Second, don’t doubt that PHP’s unset will indeed release memory, but this release is not in the sense of C programming The release is not handed back to the OS.
For PHP, it provides a set of memory management API similar to the C language for memory allocation:
Copy code The code is as follows:
emalloc(size_t size);
efree(void *ptr);
ecalloc(size_t nmemb, size_t size);
erealloc( void *ptr, size_t size);
estrdup(const char *s);
estrndup(const char *s, unsigned int length);
The API meaning of these APIs and C Correspondingly, memory is managed internally in PHP through these APIs.
When we call emalloc to apply for memory, PHP does not simply ask the OS for memory, but asks the OS for a large piece of memory, and then Allocate one of the blocks to the applicant, so that when there is logic to apply for memory, there is no need to apply for memory from the OS, avoiding frequent system calls.
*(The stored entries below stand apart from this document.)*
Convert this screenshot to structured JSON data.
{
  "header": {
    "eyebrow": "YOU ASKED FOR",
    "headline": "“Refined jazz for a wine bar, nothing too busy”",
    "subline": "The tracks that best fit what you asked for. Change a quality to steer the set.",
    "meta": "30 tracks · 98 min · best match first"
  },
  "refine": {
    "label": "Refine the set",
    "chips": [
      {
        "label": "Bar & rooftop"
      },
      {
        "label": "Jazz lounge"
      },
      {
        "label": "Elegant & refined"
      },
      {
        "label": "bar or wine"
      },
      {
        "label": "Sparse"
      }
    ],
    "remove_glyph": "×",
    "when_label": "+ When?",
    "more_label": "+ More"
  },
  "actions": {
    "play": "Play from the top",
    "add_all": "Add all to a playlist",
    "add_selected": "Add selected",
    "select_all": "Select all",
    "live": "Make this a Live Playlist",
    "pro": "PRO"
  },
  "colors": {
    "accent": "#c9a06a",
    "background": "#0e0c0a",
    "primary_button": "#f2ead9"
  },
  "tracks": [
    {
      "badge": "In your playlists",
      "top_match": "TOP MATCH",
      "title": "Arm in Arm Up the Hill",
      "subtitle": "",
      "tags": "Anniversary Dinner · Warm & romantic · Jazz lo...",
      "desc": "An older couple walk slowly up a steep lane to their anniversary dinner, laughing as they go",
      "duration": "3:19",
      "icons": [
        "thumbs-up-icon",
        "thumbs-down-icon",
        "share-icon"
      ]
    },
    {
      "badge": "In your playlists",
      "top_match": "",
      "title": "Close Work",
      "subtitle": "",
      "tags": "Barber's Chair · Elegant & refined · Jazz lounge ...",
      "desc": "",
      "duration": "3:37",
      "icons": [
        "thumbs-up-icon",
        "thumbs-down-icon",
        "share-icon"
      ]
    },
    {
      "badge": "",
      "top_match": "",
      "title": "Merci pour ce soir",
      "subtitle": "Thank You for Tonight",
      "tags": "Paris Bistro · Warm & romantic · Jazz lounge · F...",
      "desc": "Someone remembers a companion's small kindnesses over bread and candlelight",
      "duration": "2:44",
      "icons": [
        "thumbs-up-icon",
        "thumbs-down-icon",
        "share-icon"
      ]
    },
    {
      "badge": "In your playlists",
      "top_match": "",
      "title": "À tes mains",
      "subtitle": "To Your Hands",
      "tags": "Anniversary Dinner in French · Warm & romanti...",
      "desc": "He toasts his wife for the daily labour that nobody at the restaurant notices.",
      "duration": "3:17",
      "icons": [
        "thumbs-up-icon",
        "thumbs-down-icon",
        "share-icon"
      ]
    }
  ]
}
For example, the following example:
Copy code The code is as follows:
var_dump(memory_get_usage(TRUE)); // Note that what is obtained is real_size
$a = "laruence";
var_dump(memory_get_usage(TRUE));
unset($a);
var_dump(memory_get_usage(TRUE));
output :
int(262144)
int(262144)
int(262144)
That is, when we define the variable $a, PHP does not apply for new memory from the system .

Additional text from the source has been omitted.